SUMMARY
The severe acute respiratory syndrome coronavirus 2 (SARS-CoV-2) is a currently uncontrolled pandemic and the etiological agent of coronavirus disease 2019 (COVID-19). It is important to study the host range of SARS-CoV-2 because some domestic species might harbor the virus and transmit it back to humans. In addition, insight into the ability of SARS-CoV-2 and SARS-like viruses to utilize animal orthologs of the SARS-CoV-2 receptor ACE2 might provide structural insight into improving ACE2-based viral entry inhibitors.
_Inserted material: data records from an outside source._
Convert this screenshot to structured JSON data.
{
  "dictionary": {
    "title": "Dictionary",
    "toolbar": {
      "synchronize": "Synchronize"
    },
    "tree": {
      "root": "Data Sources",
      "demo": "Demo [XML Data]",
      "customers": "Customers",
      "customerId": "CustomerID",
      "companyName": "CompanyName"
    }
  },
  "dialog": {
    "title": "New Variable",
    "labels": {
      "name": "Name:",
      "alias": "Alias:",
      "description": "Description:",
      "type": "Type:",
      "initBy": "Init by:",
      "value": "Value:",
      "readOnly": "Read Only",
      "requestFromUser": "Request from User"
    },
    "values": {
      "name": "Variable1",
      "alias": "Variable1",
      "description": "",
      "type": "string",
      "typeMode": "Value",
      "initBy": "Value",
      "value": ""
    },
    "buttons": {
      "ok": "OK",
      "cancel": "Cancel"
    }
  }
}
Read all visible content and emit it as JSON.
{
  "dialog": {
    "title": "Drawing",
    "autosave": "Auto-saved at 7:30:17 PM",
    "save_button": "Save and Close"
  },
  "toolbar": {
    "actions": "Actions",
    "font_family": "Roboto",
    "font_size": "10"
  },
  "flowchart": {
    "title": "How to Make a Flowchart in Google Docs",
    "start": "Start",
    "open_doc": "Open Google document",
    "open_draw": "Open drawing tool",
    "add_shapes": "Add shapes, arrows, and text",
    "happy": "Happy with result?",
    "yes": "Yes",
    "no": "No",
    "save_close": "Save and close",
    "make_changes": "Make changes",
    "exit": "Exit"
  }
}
Here we show that ACE2 orthologs of a wide range of domestic and wild animals support entry of SARS-CoV-2, as well as that of SARS-CoV-1, bat coronavirus RaTG13, and a coronavirus isolated from pangolins. Some of these species, including camels, cattle, horses, goats, sheep, pigs, cats, and rabbits may serve as potential intermediate hosts for new human transmission, and rabbits in particular may serve as a useful experimental model of COVID-19. We show that SARS-CoV-2 and SARS-CoV-1 entry could be potently blocked by recombinant IgG Fc-fusion proteins of viral spike protein receptor-binding domains (RBD-Fc) and soluble ACE2 (ACE2-Fc). Moreover, an ACE2-Fc variant, which carries a D30E mutation and has ACE2 truncated at its residue 740 but not 615, outperforms all the other ACE2-Fc variants on blocking entry of both viruses. Our data suggest that RBD-Fc and ACE2-Fc could be used to treat and prevent infection of SARS-CoV-2 and any new viral variants that emerge over the course of the pandemic.
Competing Interest Statement
The authors have declared no competing interest.